Although her talent was around for just a short time on the small screen, child star Anissa Jones' legacy still remains. All a female baby boomer of the 1960's would have to do to be reminded of her "Buffy" character is just to look in their old toy chest, and most would find their old Mrs. Beasley doll, spectacles and all, preserved neatly inside. Jones had the fame and fortune that any child star would have wanted in any generation, but, beyond her childhood years, Jones' life was anything but a "family affair." Born Mary Anissa Jones on March 11, 1958, in Lafayette, Indiana to John P. Jones and Mary (Tweel) Jones, the littlest Jones also had a younger brother named Paul. As soon as Jones was born, her family moved to Playa Del Rey, California, where at the age of six, Jones entered television screens through a cereal commercial.

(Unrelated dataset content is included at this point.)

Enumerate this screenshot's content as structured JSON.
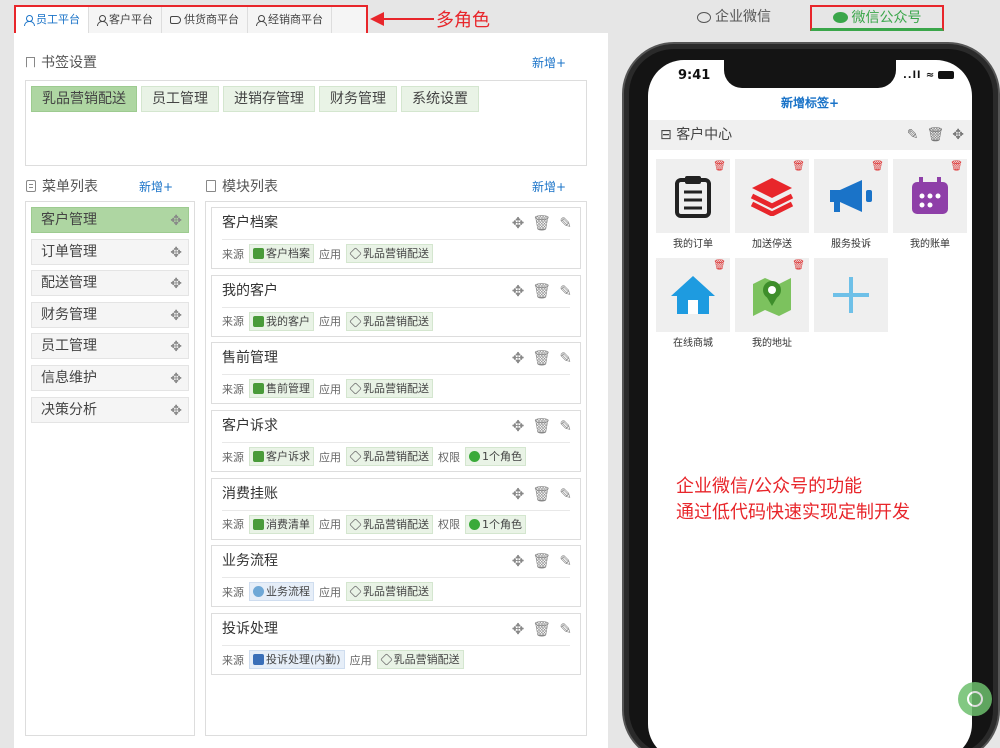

It was in 1966 that CBS was casting for a new television show entitled "Family Affair," and was looking for the ideal girl to fill the character of "Ava Elizabeth Buffy' Patterson-Davis." The show was to consist of a butler, his employer, and the employer's nephew and nieces who came to live with him after they were orphaned. In walked Anissa Jones, and the rest is history. Other cast members included: Brian Keith, Johnnie Whitaker and Cathy Garver to round off the cast. The show was a super hit, and Jones was an automatic child star. As "Buffy" on the show, she carried a unique-looking doll called "Mrs. Beasley," which was manufactured by Mattel, and became the most sought after doll in America. In 1969, Jones found time outside of her hectic "Family Affair" schedule to appear alongside Elvis Presley in "The Trouble with Girls" and on the TV show "To Rome with Love," starring John Forsythe. When "Family Affair" ended in 1971, Jones auditioned and lost the role of "Regan" from the "Exorcist" to Linda Blair. Jones decided she had experienced enough of the entertainment industry, and now wanted to live a normal life, so she abandoned acting altogether and went on to further her education at Orville Wright Middle School and Westchester High School.
Jones' family life had always been a tumultuous one, with her parents divorcing in 1965 and custody battles dragging out until 1973. Jones and younger brother, Paul, went on to live with their father, but a heart condition ended his life and Paul went to live with their mother, while Jones moved in with a friend. At one point, Jones was classified as a runaway because she was missing too much school and then ended up in juvenile hall. Once released, Jones' life took even more of a nosedive. Jones delved into stealing and associated with a man named Allan Kovan who was big on drugs. In early 1976, Jones received her "Family Affair" trust fund, which totaled seventy-thousand dollars. Later in the year, Jones decided to share a residence with her brother and Kovan. Jones was heavily into drugs by this time, and on August 28, 1976, while staying at a friend's place in Oceanside, California, Jones passed away in her sleep at the age of eighteen. Her last drug combination consisted of such substances as cocaine and PCP. The county coroner even announced that he had never viewed a drug overdose of this caliber. Jones' remains were cremated, with her ashes then scattered into the Pacific Ocean at a later date.
Anissa Jones just wanted a happy, normal childhood, like much of the rest of the world. Instead, all she got was a chaotic little life that led into a drug-hazed, teen life. If only she could have had a more stable home life, we might be seeing a comeback on the screen of an adult Anissa Jones, one who came back to acting because she wanted to.